Long time reader, first time poster. Sorry in advance for the long post.
I bought a house a couple of years ago with a Pennco 1606 boiler. When I first got it, it was a sight, with a soldered copper "header" about 30° from vertical. The old owners didn't say there were any problems with it when asked, but then again all the radiators were pitched wrong, every other valve leaked at the stem, and the thermostat was set to 64 °F, so I'm pretty sure they weren't paying too close attention to much but their gas bill. Anyway, I've taken care of all that by replumbing the thing with a (sort of ridiculous-looking) drop header, adding some main venting, putting TRVs and new air vents on the rads, adding a vaporstat, fixing the leaks, insulating pipes, etc.. Dan's books and the help you all offer to the other posters has been invaluable to me; the thing hums pretty well now.
Last fall, we had our basement floor broken up, dug down a couple of inches and repoured (the boiler didn't move; so it sits on a little platform now), and in the process, we changed the main sewer drain, and insulated the slab and ran three radiant loops in it.

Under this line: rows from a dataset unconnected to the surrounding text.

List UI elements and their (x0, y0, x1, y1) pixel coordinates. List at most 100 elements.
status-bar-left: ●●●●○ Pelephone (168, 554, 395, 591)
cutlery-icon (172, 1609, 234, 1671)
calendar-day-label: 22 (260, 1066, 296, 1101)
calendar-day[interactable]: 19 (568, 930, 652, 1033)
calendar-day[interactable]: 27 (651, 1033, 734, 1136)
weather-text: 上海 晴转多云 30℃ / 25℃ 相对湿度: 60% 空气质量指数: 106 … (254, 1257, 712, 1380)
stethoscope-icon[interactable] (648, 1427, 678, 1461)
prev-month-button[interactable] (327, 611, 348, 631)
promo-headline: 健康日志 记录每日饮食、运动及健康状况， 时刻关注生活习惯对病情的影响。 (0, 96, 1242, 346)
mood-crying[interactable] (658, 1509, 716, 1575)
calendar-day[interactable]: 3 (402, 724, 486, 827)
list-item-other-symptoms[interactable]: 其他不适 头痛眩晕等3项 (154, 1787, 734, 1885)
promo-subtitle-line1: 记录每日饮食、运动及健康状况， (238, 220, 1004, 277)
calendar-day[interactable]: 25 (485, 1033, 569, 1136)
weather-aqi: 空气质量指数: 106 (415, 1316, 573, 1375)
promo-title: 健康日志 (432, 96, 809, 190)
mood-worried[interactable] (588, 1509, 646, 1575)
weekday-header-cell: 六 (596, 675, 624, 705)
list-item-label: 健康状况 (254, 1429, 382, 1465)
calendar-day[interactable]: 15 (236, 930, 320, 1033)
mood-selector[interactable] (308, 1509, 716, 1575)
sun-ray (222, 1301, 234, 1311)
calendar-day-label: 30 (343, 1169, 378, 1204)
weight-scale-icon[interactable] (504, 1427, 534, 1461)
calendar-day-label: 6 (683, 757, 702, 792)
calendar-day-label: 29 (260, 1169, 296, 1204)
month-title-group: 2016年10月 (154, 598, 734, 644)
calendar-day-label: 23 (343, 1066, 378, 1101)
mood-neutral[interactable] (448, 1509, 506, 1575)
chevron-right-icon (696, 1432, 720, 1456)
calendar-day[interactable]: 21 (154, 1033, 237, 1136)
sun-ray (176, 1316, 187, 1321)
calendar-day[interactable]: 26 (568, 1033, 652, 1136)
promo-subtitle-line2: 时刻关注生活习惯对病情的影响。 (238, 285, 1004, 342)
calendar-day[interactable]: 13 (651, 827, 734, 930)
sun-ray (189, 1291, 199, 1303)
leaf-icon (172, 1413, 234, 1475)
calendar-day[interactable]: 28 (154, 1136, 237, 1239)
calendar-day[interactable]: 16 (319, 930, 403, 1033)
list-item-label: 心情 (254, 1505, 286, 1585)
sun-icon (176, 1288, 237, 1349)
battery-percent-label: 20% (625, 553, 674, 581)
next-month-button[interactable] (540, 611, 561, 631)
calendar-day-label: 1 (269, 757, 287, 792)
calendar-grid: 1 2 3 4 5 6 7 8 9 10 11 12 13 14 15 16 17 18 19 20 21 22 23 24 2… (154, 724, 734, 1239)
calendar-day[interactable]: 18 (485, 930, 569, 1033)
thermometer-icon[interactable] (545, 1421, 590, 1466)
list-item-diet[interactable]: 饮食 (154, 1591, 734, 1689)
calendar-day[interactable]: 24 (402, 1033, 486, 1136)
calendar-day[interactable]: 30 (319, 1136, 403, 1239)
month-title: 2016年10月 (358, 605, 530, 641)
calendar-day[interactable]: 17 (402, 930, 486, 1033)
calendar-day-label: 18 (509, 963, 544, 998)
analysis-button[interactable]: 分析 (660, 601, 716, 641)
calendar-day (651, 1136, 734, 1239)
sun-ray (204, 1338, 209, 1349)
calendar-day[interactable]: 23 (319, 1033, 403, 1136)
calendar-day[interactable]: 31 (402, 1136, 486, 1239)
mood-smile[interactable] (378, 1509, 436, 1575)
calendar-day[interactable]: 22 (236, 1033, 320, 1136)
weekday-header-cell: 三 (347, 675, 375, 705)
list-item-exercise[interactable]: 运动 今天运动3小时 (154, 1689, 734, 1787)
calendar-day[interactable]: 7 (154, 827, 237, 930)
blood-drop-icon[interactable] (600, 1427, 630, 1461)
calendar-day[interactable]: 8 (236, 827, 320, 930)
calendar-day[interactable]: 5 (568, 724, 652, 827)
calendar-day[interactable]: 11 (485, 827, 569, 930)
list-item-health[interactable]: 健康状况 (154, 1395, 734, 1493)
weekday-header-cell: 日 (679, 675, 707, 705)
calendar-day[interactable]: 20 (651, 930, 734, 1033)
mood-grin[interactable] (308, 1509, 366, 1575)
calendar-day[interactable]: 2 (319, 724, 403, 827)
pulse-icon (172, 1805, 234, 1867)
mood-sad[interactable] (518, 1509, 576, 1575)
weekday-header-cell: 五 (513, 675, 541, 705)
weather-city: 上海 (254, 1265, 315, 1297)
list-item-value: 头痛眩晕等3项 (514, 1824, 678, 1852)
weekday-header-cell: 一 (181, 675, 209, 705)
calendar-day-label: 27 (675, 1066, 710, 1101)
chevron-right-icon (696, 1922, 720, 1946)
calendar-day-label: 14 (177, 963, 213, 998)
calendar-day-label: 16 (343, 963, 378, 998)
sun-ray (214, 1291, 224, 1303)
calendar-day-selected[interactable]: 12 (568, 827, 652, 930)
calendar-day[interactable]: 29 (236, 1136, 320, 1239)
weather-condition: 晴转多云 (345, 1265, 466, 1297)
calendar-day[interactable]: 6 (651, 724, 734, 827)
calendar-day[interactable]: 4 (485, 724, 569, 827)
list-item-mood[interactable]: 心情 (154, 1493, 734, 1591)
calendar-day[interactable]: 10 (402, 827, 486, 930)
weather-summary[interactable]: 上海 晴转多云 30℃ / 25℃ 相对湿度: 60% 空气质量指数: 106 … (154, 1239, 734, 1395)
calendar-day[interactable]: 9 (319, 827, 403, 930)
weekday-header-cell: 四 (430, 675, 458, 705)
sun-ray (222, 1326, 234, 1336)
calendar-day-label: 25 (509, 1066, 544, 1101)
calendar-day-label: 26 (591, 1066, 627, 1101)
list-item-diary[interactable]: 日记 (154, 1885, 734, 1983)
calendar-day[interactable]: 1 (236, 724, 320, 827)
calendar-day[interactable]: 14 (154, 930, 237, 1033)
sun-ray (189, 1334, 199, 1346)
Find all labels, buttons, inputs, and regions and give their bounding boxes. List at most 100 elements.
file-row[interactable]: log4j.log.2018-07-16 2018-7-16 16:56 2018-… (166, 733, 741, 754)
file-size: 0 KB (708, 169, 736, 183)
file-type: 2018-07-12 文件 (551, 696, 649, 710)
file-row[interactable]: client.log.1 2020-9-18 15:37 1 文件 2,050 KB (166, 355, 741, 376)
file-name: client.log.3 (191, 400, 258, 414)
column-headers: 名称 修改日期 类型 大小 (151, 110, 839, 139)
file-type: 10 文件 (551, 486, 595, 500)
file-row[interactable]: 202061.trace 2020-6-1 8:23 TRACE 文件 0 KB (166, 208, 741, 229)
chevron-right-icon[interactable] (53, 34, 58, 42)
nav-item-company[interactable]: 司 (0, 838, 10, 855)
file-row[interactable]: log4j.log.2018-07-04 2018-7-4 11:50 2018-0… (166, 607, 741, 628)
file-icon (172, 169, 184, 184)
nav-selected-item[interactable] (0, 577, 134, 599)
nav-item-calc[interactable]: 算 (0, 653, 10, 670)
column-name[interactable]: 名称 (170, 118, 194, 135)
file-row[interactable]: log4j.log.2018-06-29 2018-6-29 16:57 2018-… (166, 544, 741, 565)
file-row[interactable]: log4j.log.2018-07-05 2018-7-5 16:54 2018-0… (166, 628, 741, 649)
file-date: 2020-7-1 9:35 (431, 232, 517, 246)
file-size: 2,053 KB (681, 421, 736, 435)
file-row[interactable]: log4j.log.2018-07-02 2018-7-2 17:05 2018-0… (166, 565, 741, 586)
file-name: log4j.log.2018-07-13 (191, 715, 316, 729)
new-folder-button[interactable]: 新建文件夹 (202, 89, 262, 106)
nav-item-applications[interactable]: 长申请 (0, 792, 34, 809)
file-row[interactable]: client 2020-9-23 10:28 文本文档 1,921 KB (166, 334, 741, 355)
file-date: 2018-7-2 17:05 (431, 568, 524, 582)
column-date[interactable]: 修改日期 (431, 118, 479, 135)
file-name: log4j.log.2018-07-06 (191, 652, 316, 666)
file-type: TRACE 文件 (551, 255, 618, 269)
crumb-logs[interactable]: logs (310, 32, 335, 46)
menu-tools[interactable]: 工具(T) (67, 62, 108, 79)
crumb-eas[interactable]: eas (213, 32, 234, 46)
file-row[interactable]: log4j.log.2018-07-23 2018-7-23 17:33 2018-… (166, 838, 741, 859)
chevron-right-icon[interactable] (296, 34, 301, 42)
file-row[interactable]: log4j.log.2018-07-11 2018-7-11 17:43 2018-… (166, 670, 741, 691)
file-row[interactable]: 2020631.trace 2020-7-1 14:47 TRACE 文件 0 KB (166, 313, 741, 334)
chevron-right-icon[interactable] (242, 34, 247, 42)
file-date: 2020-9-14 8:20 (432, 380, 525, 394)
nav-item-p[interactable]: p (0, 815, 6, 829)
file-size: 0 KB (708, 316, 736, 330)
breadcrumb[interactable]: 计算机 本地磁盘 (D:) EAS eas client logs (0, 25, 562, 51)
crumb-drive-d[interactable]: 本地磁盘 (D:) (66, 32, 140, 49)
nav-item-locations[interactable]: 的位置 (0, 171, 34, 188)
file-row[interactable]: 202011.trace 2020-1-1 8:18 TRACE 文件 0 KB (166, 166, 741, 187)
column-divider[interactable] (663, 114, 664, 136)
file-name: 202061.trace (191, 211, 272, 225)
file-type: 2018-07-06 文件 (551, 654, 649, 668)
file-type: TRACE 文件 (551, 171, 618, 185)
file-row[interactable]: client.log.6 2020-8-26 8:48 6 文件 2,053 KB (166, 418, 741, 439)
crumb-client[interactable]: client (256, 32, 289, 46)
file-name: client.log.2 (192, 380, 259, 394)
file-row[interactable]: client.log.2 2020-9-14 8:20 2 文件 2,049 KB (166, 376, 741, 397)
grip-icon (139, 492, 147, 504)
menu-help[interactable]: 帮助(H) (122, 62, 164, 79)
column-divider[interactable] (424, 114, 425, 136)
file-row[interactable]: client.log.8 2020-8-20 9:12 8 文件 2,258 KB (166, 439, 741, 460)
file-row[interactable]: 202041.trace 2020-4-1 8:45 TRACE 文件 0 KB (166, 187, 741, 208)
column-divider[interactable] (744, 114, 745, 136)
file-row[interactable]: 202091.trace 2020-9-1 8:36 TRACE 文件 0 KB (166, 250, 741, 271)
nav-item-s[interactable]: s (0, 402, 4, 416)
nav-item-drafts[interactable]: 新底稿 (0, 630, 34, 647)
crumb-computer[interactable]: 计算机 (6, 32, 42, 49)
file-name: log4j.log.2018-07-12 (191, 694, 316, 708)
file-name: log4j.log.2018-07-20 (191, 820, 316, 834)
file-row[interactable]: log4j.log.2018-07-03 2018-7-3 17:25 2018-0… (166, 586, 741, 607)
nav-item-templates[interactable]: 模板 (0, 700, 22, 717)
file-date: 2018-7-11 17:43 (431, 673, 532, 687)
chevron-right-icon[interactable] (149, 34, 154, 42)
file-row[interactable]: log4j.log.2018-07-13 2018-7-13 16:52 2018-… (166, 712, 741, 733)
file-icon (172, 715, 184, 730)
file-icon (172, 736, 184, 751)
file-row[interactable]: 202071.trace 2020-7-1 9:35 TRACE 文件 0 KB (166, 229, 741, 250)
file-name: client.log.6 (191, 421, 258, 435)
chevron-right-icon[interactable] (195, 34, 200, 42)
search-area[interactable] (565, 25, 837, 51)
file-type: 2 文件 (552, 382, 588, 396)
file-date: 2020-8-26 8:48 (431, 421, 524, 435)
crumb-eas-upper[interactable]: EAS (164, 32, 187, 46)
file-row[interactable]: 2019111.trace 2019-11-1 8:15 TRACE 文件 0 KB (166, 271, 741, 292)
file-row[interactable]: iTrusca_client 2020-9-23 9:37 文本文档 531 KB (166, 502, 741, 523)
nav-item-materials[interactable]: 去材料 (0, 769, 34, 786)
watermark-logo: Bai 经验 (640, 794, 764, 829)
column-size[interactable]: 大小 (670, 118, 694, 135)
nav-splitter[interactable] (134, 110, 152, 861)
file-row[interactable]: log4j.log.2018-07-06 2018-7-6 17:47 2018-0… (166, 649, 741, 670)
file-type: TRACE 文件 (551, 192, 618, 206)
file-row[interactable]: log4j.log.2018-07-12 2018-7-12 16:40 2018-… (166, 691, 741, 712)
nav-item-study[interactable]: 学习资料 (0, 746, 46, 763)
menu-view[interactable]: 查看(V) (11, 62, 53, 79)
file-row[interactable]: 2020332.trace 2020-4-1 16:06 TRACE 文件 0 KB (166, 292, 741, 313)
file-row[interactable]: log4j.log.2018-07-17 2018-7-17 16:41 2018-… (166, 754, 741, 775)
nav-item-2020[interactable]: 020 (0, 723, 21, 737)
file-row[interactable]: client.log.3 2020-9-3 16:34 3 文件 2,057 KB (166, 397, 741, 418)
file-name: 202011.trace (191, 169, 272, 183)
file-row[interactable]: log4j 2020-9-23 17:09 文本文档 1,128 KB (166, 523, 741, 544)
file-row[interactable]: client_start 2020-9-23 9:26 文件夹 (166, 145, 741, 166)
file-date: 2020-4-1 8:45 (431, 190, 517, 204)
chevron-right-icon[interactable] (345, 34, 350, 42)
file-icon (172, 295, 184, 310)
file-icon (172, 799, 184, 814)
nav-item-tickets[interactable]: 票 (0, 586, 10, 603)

The total load is ~21,000 BTU. This summer's project is to hook up the radiant to a heat source.
The boiler was a bit oversized to begin with, so I figure it can't hurt too much to steal the heat from there. I was planning on an Everhot RH-8 heating a conventional-looking (with the exception of the beefy pump I'm going to be forced to use because I could've done better designing the circuits) loop . My question is which tapping I should use on the steam boiler.
For available tappings, I have:
- a 1-1/2" tee I can reuse that's now the water supply feed on the return line (on the boiler side of the hartford loop).
- an unused 2-1/2" return tapping on the other side of the boiler.
- a 1/2" tapping about 3-1/2" above what's now the lower 1/2" tapping for the sight glass, also on the other side from the 1-1/2" tee.
I've read this: https://heatinghelp.com/systems-help-center/how-to-run-a-hot-water-zone-off-a-steam-boiler/
I can see a couple of options:
1. I can run across the mud leg, pumping from what's now the fresh water supply, through the heat exchanger and back into the boiler (I was also going to put a bypass on just to be on the safe side), but I understand that won't get me enough heat. Can I get away with it for 20,000 BTU out of the 153,000 the boiler can make? Getting the plug out notwithstanding, this seems easiest and cleanest, but if it won't work... I was planning on using a bronze B&G 100 for durability, so without having done the calculation, I suspect I'd be pushing a heck of a lot more flow than is needed through the Everhot to get the BTUs I need for the radiant with 180 °F boiler water.
2. I can still take from the water supply tee, but return by moving the lower sight glass fitting up to the 1/2" tapping 3.5" higher, buy a shorter sight glass, and return into the lowest 1/2" tapping. (The water level would be about halfway on the new shorter sight glass, which seems fine to me. Now, the bronze B&G 100 as recommended in the page above would generate a lot of flow to push through this 1/2" pipe. Is that going to cause problems? Noise? Also, I know from the link above that it will mess with the sight glass level if I tee right in, but does it make it ok by just going directly downward as little as 3.5"?
3. I can do the injection-through-a-bushing thing as described in the link above through the unused 2-1/2" tapping. I'm not enthusiastic about this option, as space on that side of the boiler starts to become an issue (that's where my electrical panel is).
4. I can do the injection-through-a-bushing thing from the other side, but this would have me undoing some unions on the Hartford loop and rejigging stuff. I'm also not so enthusiastic about this, but it wouldn't be THAT bad.
The Pennco's not the greatest boiler in the world, but it works, and since it's oversized for the steam radiation, taking the heat from it seems to make sense. As another option, I've also got a gas water heater that makes 38,000 BTU, which I guess I can crank up, put a mixing valve on, and run the radiant loop off a braised plate heat exchanger. Then I start to get worried about hot water in the dead of winter...
If I can pull this off without another heat source with another gas line, another vent, etc., I'd be a happy camper.